Gross Pathology: At necropsy, the eyes had blue opaque corneas. Both eyes were promptly enucleated, fixed in Zenker's fixative for several hours, rinsed in ethanol for at least two days, then sectioned at 5 mm, and stained with hematoxylin and eosin.

Laboratory Results: Hematology, serum biochemistry, and urinalysis results were within normal limits for our laboratory.

Contributor's Diagnosis and Comments: Severe bilateral granulomatous anterior uveitis.

Etiology: suspected immune-mediated response (unknown antigen).

Both eyes had a severe granulomatous uveitis that was limited to the anterior uvea, and the adjacent sclera and episcleral tissues. There was also a severe superficial stromal corneal edema, and a very slight infiltrate of mononuclear inflammatory cells dissecting between the corneal endothelium and Descemet's membrane. All of these changes are most consistent with an immunologically-mediated injury. The granulomatous reaction is somewhat reminiscent of Vogt-Koyanagi-Harada (VKH) syndrome, though the limitation to the anterior uvea and sparing of the posterior uvea is atypical for that condition. The eyes were subsequently examined by two independent veterinary ophthalmology consultants, who each concurred with the above observations.

 

Case 16-1. Eye. The iris is expanded by an influx of lymphocytes, plasma cells, and histiocytes. Eosinophilic, proteinaceous exudate is in the anterior chamber (right). 20X

AFIP Diagnosis: Eye: Anterior uveitis, lymphoplasmacytic and histiocytic, diffuse, moderate, with corneal edema, peripheral keratitis, scleritis, episcleritis, and proteinaceous exudate in anterior, posterior, and vitreous chambers, Beagle, canine.

Conference Note: Conference participants noted mild attenuation of the filtration angles, which likely caused the increased intraocular pressure by interfering with fluid drainage from the anterior chamber. However, histologic changes compatible with glaucoma (i.e. atrophy of inner retinal layers, optic disc cupping) are not present.

The pathogenesis of Vogt-Koyanagi-Harada (VKH) syndrome in humans is believed to involve the development of autoantibodies and cytotoxic T cells to melanocytes.
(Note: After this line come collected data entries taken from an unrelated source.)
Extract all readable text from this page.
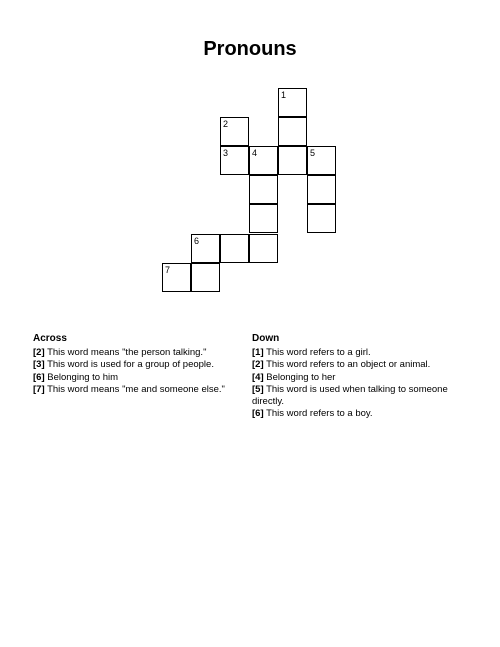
Pronouns
1
2
3	4	5
6
7
Across

[2] This word means "the person talking."

[3] This word is used for a group of people.

[6] Belonging to him

[7] This word means "me and someone else."

Down

[1] This word refers to a girl.

[2] This word refers to an object or animal.

[4] Belonging to her

[5] This word is used when talking to someone directly.

[6] This word refers to a boy.
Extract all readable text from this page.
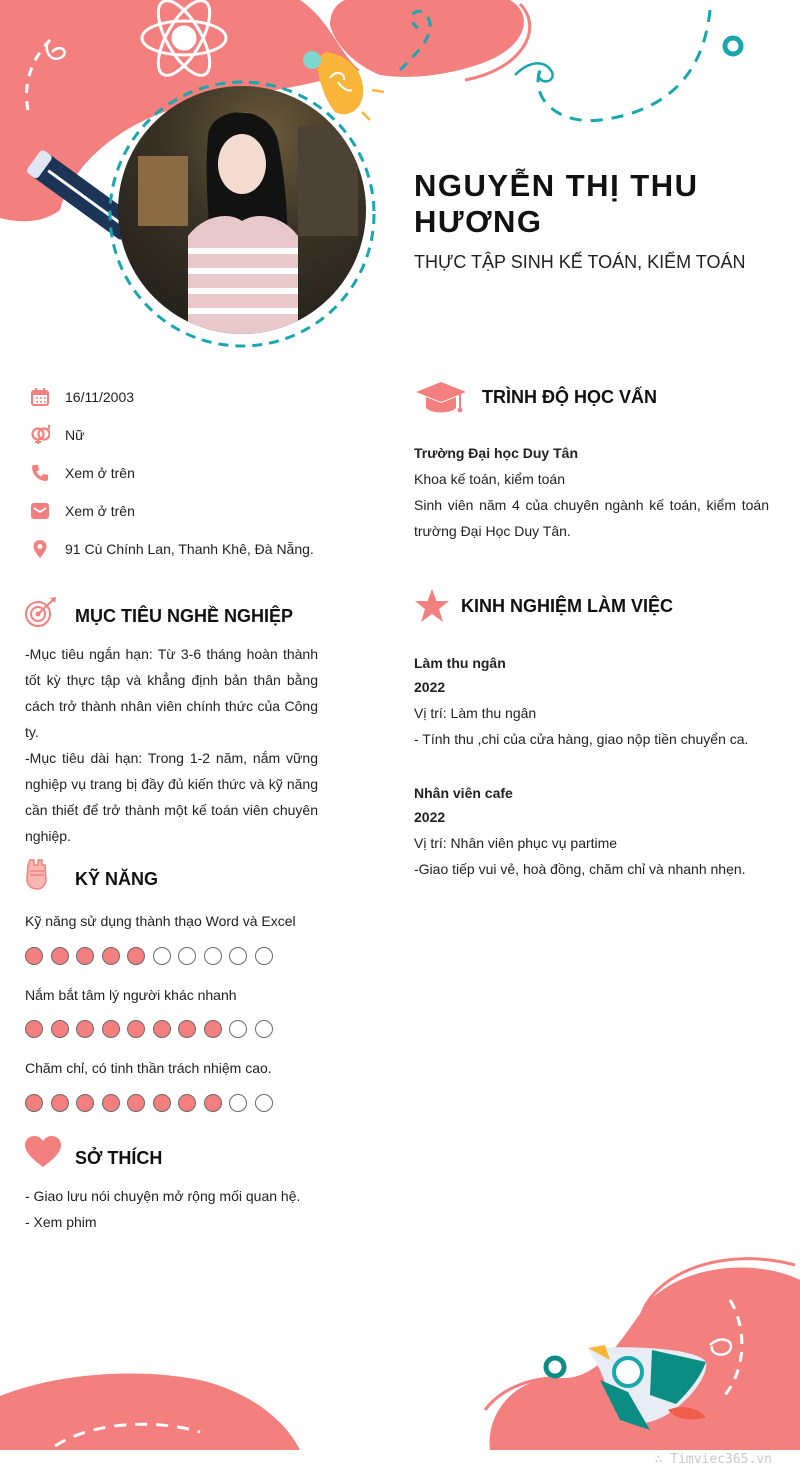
NGUYỄN THỊ THU HƯƠNG
THỰC TẬP SINH KẾ TOÁN, KIỂM TOÁN
16/11/2003
Nữ
Xem ở trên
Xem ở trên
91 Cù Chính Lan, Thanh Khê, Đà Nẵng.
MỤC TIÊU NGHỀ NGHIỆP
-Mục tiêu ngắn hạn: Từ 3-6 tháng hoàn thành tốt kỳ thực tập và khẳng định bản thân bằng cách trở thành nhân viên chính thức của Công ty.
-Mục tiêu dài hạn: Trong 1-2 năm, nắm vững nghiệp vụ trang bị đầy đủ kiến thức và kỹ năng cần thiết để trở thành một kế toán viên chuyên nghiệp.
KỸ NĂNG
Kỹ năng sử dụng thành thạo Word và Excel
Nắm bắt tâm lý người khác nhanh
Chăm chỉ, có tinh thần trách nhiệm cao.
SỞ THÍCH
- Giao lưu nói chuyện mở rộng mối quan hệ.
- Xem phim
TRÌNH ĐỘ HỌC VẤN
Trường Đại học Duy Tân
Khoa kế toán, kiểm toán
Sinh viên năm 4 của chuyên ngành kế toán, kiểm toán trường Đại Học Duy Tân.
KINH NGHIỆM LÀM VIỆC
Làm thu ngân
2022
Vị trí: Làm thu ngân
- Tính thu ,chi của cửa hàng, giao nộp tiền chuyển ca.
Nhân viên cafe
2022
Vị trí: Nhân viên phục vụ partime
-Giao tiếp vui vẻ, hoà đồng, chăm chỉ và nhanh nhẹn.
∴ Timviec365.vn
However, human patients also develop neurologic lesions and a wide range of other immunological abnormalities. In dogs, no consistent immunological abnormalities have been observed.5

In dogs with VKH-like syndrome, uveitis usually precedes or occurs simultaneously with skin disease. The skin lesion is a symmetric facial poliosis and vitiligo, with variable erythema and crusting. Lesions may also be found on the footpads or perianal region, and in some cases can become generalized. Akitas, Samoyeds, Siberian Huskies, Alaskan Malamutes, Chow Chows, and crosses of these breeds are at increased risk.4

Another cause of uveitis and corneal edema in dogs is an immune-complex reaction to antigens of canine adenovirus 1. Uveitis in that condition is seen both in dogs with natural infection and in those vaccinated with live attenuated adenovirus vaccine. The uveitis results from the formation of virus-antibody complexes in the anterior chamber and cornea, with complement activation and consequent neutrophil accumulation. The neutrophils release enzymes that damage corneal epithelial cells, resulting in corneal edema and opacity.5 A reaction of this type is considered likely in this case.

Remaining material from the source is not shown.